According to a new report, generative AI could account for up to 30 percent of the hours worked in the US economy by 2030.
The study by McKinsey Global Institute titled “Generative AI and the Future of Work in America” said that AI has the potential to greatly accelerate economic automation.
“By 2030, activities that account for up to 30 percent of hours currently worked across the US economy could be automated — a trend accelerated by generative AI,” it said.
The report asserted that generative AI will not eliminate a large number of jobs right away but would rather enhance the way STEM, creative and business as well as legal professionals work.
However, it added automation’s biggest effects are likely to hit other job categories such as office support, customer service and food service employment.
The McKinsey report said that in US alone, an additional 12 million occupational transitions may be needed by 2030.
How different occupations will be affected
The report said that largest future job gains are expected to be in the healthcare industry, estimaing that there could be demand for 3.5 million more jobs for health aides, health technicians and wellness workers.
It also estimated that there will be a 23 percent increase in the demand for STEM jobs by 2030.
“Although layoffs in the tech sector have been making headlines in 2023, this does not change the longer-term demand for tech talent among companies of all sizes and sectors as the economy continues to digitize,” it said.
The McKinsey report said that employers in banking, insurance, pharmaceuticals and healthcare sectors are undertaking major digital transformations and need tech workers with advanced skills. It added that the transportation services category is expected to see job growth of 9 percent by 2030.
On the other hand, the biggest future job losses are likely to occur in office support, customer service and food services.
The report estimated that demand for clerks in US could decrease by 1.6 million jobs, in addition to losses of 830,000 for retail salespersons, 710,000 for administrative assistants and 630,000 for cashiers.
The analysis said that jobs which involve a high share of repetitive tasks, data collection and elementary data processing will be impacted the most due to automation.
Low wage workers to be hit more
The report said that those working in low wage jobs in US (making less than $30,800 a year and those earning $30,800 to $38,200 a year) are up to 10 and 14 times more likely to need to change occupations by the end of this decade than the highest earners.
“As people leave shrinking occupations, the economy could reweight toward higher-wage jobs. Workers in lower-wage jobs are up to 14 times more likely to need to change occupations than those in highest-wage positions,” it said, adding that most of these workers will need additional skills to do so successfully.
The report also warned that women are 1.5 times more likely to need to move into new occupations than men.
“The jobs in the two lowest wage quintiles are disproportionately held today by those with less education, women, and people of color. Women are heavily represented in office support and customer service, which could shrink by about 3.7 million and 2.0 million jobs, respectively, by 2030,” it said.

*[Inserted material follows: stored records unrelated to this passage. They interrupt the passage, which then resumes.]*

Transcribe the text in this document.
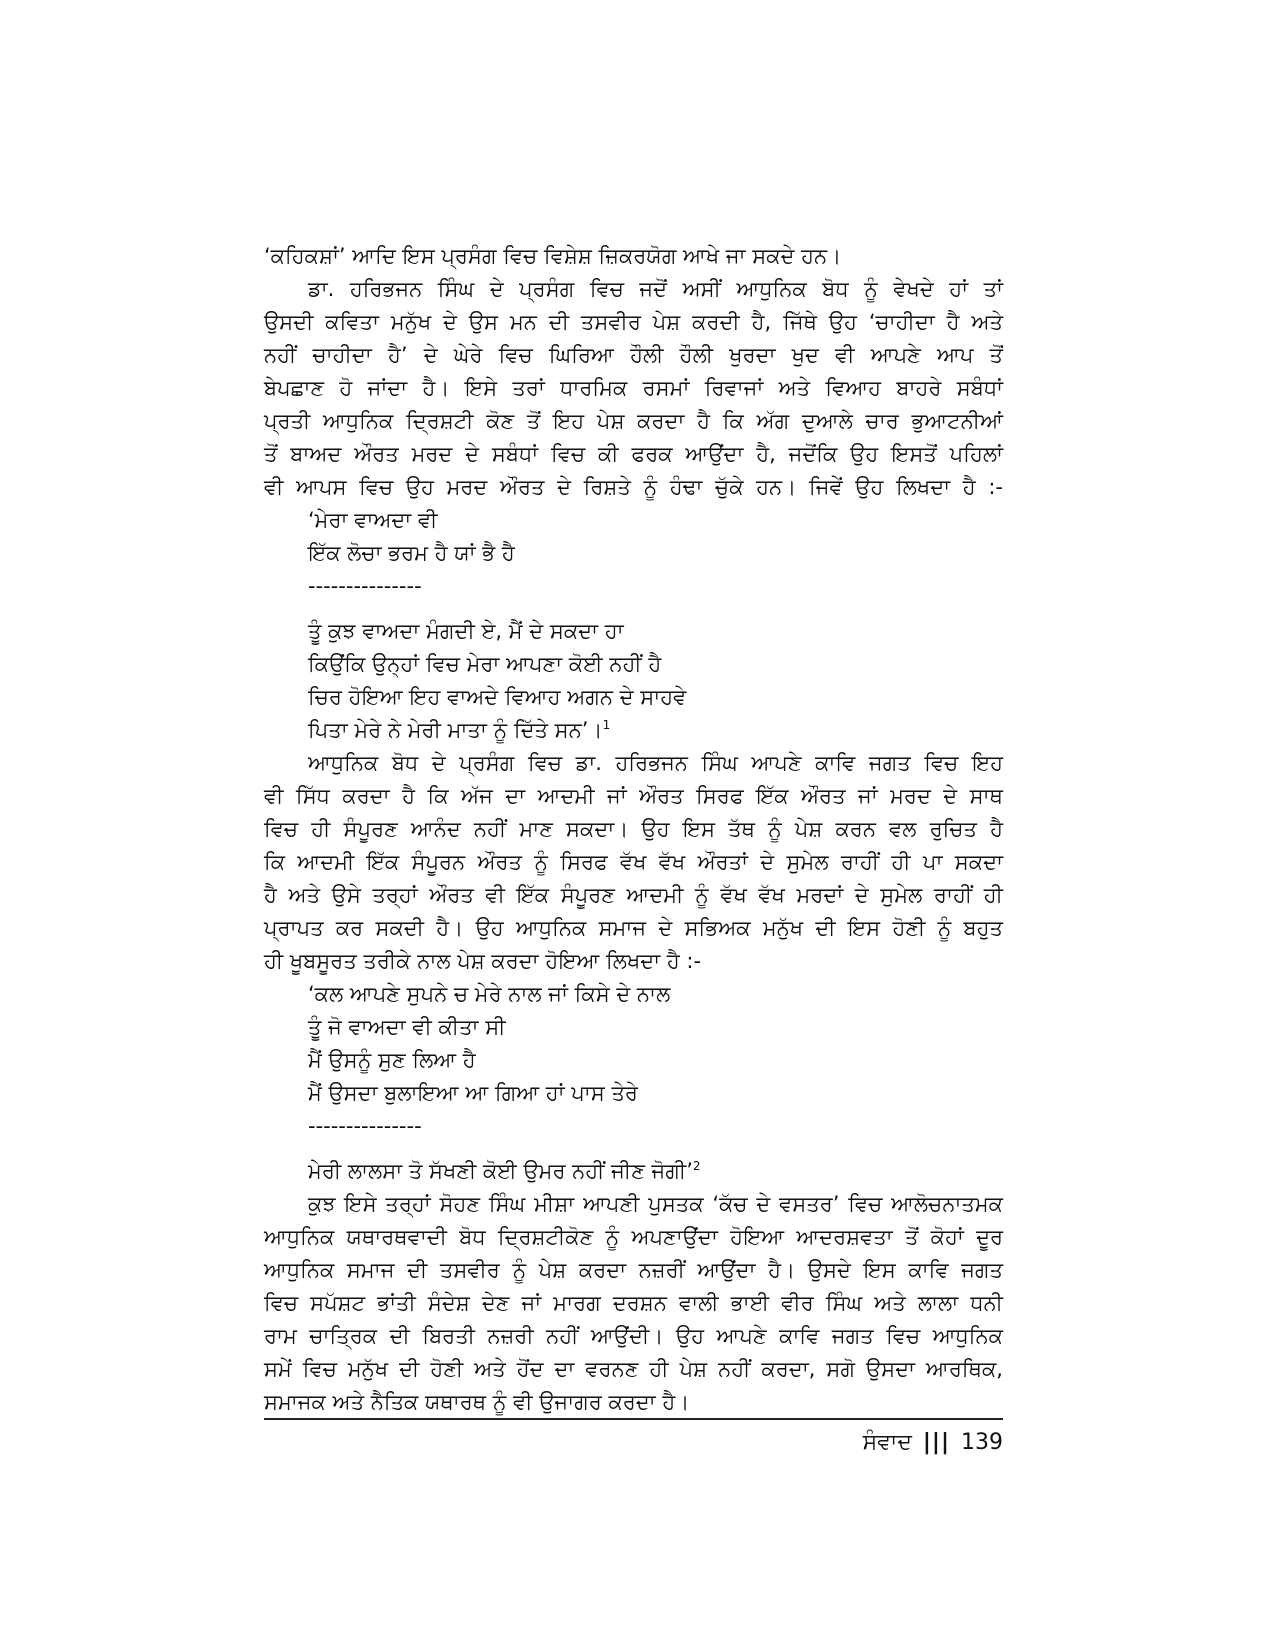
‘ਕਹਿਕਸ਼ਾਂ’ ਆਦਿ ਇਸ ਪ੍ਰਸੰਗ ਵਿਚ ਵਿਸ਼ੇਸ਼ ਜ਼ਿਕਰਯੋਗ ਆਖੇ ਜਾ ਸਕਦੇ ਹਨ।
ਡਾ. ਹਰਿਭਜਨ ਸਿੰਘ ਦੇ ਪ੍ਰਸੰਗ ਵਿਚ ਜਦੋਂ ਅਸੀਂ ਆਧੁਨਿਕ ਬੋਧ ਨੂੰ ਵੇਖਦੇ ਹਾਂ ਤਾਂ
ਉਸਦੀ ਕਵਿਤਾ ਮਨੁੱਖ ਦੇ ਉਸ ਮਨ ਦੀ ਤਸਵੀਰ ਪੇਸ਼ ਕਰਦੀ ਹੈ, ਜਿੱਥੇ ਉਹ ‘ਚਾਹੀਦਾ ਹੈ ਅਤੇ
ਨਹੀਂ ਚਾਹੀਦਾ ਹੈ’ ਦੇ ਘੇਰੇ ਵਿਚ ਘਿਰਿਆ ਹੌਲੀ ਹੌਲੀ ਖੁਰਦਾ ਖੁਦ ਵੀ ਆਪਣੇ ਆਪ ਤੋਂ
ਬੇਪਛਾਣ ਹੋ ਜਾਂਦਾ ਹੈ। ਇਸੇ ਤਰਾਂ ਧਾਰਮਿਕ ਰਸਮਾਂ ਰਿਵਾਜਾਂ ਅਤੇ ਵਿਆਹ ਬਾਹਰੇ ਸਬੰਧਾਂ
ਪ੍ਰਤੀ ਆਧੁਨਿਕ ਦ੍ਰਿਸ਼ਟੀ ਕੋਣ ਤੋਂ ਇਹ ਪੇਸ਼ ਕਰਦਾ ਹੈ ਕਿ ਅੱਗ ਦੁਆਲੇ ਚਾਰ ਭੁਆਟਨੀਆਂ
ਤੋਂ ਬਾਅਦ ਔਰਤ ਮਰਦ ਦੇ ਸਬੰਧਾਂ ਵਿਚ ਕੀ ਫਰਕ ਆਉਂਦਾ ਹੈ, ਜਦੋਂਕਿ ਉਹ ਇਸਤੋਂ ਪਹਿਲਾਂ
ਵੀ ਆਪਸ ਵਿਚ ਉਹ ਮਰਦ ਔਰਤ ਦੇ ਰਿਸ਼ਤੇ ਨੂੰ ਹੰਢਾ ਚੁੱਕੇ ਹਨ। ਜਿਵੇਂ ਉਹ ਲਿਖਦਾ ਹੈ :-
‘ਮੇਰਾ ਵਾਅਦਾ ਵੀ
ਇੱਕ ਲੋਚਾ ਭਰਮ ਹੈ ਯਾਂ ਭੈ ਹੈ
---------------
ਤੂੰ ਕੁਝ ਵਾਅਦਾ ਮੰਗਦੀ ਏ, ਮੈਂ ਦੇ ਸਕਦਾ ਹਾ
ਕਿਉਂਕਿ ਉਨ੍ਹਾਂ ਵਿਚ ਮੇਰਾ ਆਪਣਾ ਕੋਈ ਨਹੀਂ ਹੈ
ਚਿਰ ਹੋਇਆ ਇਹ ਵਾਅਦੇ ਵਿਆਹ ਅਗਨ ਦੇ ਸਾਹਵੇ
ਪਿਤਾ ਮੇਰੇ ਨੇ ਮੇਰੀ ਮਾਤਾ ਨੂੰ ਦਿੱਤੇ ਸਨ’।$^1$
ਆਧੁਨਿਕ ਬੋਧ ਦੇ ਪ੍ਰਸੰਗ ਵਿਚ ਡਾ. ਹਰਿਭਜਨ ਸਿੰਘ ਆਪਣੇ ਕਾਵਿ ਜਗਤ ਵਿਚ ਇਹ
ਵੀ ਸਿੱਧ ਕਰਦਾ ਹੈ ਕਿ ਅੱਜ ਦਾ ਆਦਮੀ ਜਾਂ ਔਰਤ ਸਿਰਫ ਇੱਕ ਔਰਤ ਜਾਂ ਮਰਦ ਦੇ ਸਾਥ
ਵਿਚ ਹੀ ਸੰਪੂਰਣ ਆਨੰਦ ਨਹੀਂ ਮਾਣ ਸਕਦਾ। ਉਹ ਇਸ ਤੱਥ ਨੂੰ ਪੇਸ਼ ਕਰਨ ਵਲ ਰੁਚਿਤ ਹੈ
ਕਿ ਆਦਮੀ ਇੱਕ ਸੰਪੂਰਨ ਔਰਤ ਨੂੰ ਸਿਰਫ ਵੱਖ ਵੱਖ ਔਰਤਾਂ ਦੇ ਸੁਮੇਲ ਰਾਹੀਂ ਹੀ ਪਾ ਸਕਦਾ
ਹੈ ਅਤੇ ਉਸੇ ਤਰ੍ਹਾਂ ਔਰਤ ਵੀ ਇੱਕ ਸੰਪੂਰਣ ਆਦਮੀ ਨੂੰ ਵੱਖ ਵੱਖ ਮਰਦਾਂ ਦੇ ਸੁਮੇਲ ਰਾਹੀਂ ਹੀ
ਪ੍ਰਾਪਤ ਕਰ ਸਕਦੀ ਹੈ। ਉਹ ਆਧੁਨਿਕ ਸਮਾਜ ਦੇ ਸਭਿਅਕ ਮਨੁੱਖ ਦੀ ਇਸ ਹੋਣੀ ਨੂੰ ਬਹੁਤ
ਹੀ ਖੂਬਸੂਰਤ ਤਰੀਕੇ ਨਾਲ ਪੇਸ਼ ਕਰਦਾ ਹੋਇਆ ਲਿਖਦਾ ਹੈ :-
‘ਕਲ ਆਪਣੇ ਸੁਪਨੇ ਚ ਮੇਰੇ ਨਾਲ ਜਾਂ ਕਿਸੇ ਦੇ ਨਾਲ
ਤੂੰ ਜੋ ਵਾਅਦਾ ਵੀ ਕੀਤਾ ਸੀ
ਮੈਂ ਉਸਨੂੰ ਸੁਣ ਲਿਆ ਹੈ
ਮੈਂ ਉਸਦਾ ਬੁਲਾਇਆ ਆ ਗਿਆ ਹਾਂ ਪਾਸ ਤੇਰੇ
---------------
ਮੇਰੀ ਲਾਲਸਾ ਤੋ ਸੱਖਣੀ ਕੋਈ ਉਮਰ ਨਹੀਂ ਜੀਣ ਜੋਗੀ’$^2$
ਕੁਝ ਇਸੇ ਤਰ੍ਹਾਂ ਸੋਹਣ ਸਿੰਘ ਮੀਸ਼ਾ ਆਪਣੀ ਪੁਸਤਕ ‘ਕੱਚ ਦੇ ਵਸਤਰ’ ਵਿਚ ਆਲੋਚਨਾਤਮਕ
ਆਧੁਨਿਕ ਯਥਾਰਥਵਾਦੀ ਬੋਧ ਦ੍ਰਿਸ਼ਟੀਕੋਣ ਨੂੰ ਅਪਣਾਉਂਦਾ ਹੋਇਆ ਆਦਰਸ਼ਵਤਾ ਤੋਂ ਕੋਹਾਂ ਦੂਰ
ਆਧੁਨਿਕ ਸਮਾਜ ਦੀ ਤਸਵੀਰ ਨੂੰ ਪੇਸ਼ ਕਰਦਾ ਨਜ਼ਰੀਂ ਆਉਂਦਾ ਹੈ। ਉਸਦੇ ਇਸ ਕਾਵਿ ਜਗਤ
ਵਿਚ ਸਪੱਸ਼ਟ ਭਾਂਤੀ ਸੰਦੇਸ਼ ਦੇਣ ਜਾਂ ਮਾਰਗ ਦਰਸ਼ਨ ਵਾਲੀ ਭਾਈ ਵੀਰ ਸਿੰਘ ਅਤੇ ਲਾਲਾ ਧਨੀ
ਰਾਮ ਚਾਤ੍ਰਿਕ ਦੀ ਬਿਰਤੀ ਨਜ਼ਰੀ ਨਹੀਂ ਆਉਂਦੀ। ਉਹ ਆਪਣੇ ਕਾਵਿ ਜਗਤ ਵਿਚ ਆਧੁਨਿਕ
ਸਮੇਂ ਵਿਚ ਮਨੁੱਖ ਦੀ ਹੋਣੀ ਅਤੇ ਹੋਂਦ ਦਾ ਵਰਨਣ ਹੀ ਪੇਸ਼ ਨਹੀਂ ਕਰਦਾ, ਸਗੋ ਉਸਦਾ ਆਰਥਿਕ,
ਸਮਾਜਕ ਅਤੇ ਨੈਤਿਕ ਯਥਾਰਥ ਨੂੰ ਵੀ ਉਜਾਗਰ ਕਰਦਾ ਹੈ।
ਸੰਵਾਦ ||| 139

’12 million occupational shifts’
The report said that there is no conclusion yet on the raging question about whether generative AI might wipe out jobs. However, it refused to rule out job losses in the short term.
“Technological advances often cause disruption, but historically, they eventually fuel economic and employment growth,” it said.
It said that the decline in food services, customer service and sales, office support, and production work could account for almost ten million (over 84%) of the 12 million occupational shifts expected by 2030.
“By contrast, occupations in business and legal professions, management, healthcare, transportation and STEM were resilient during the pandemic and are poised for continued growth. These categories are expected to see fewer than one million occupational shifts by 2030,” it said.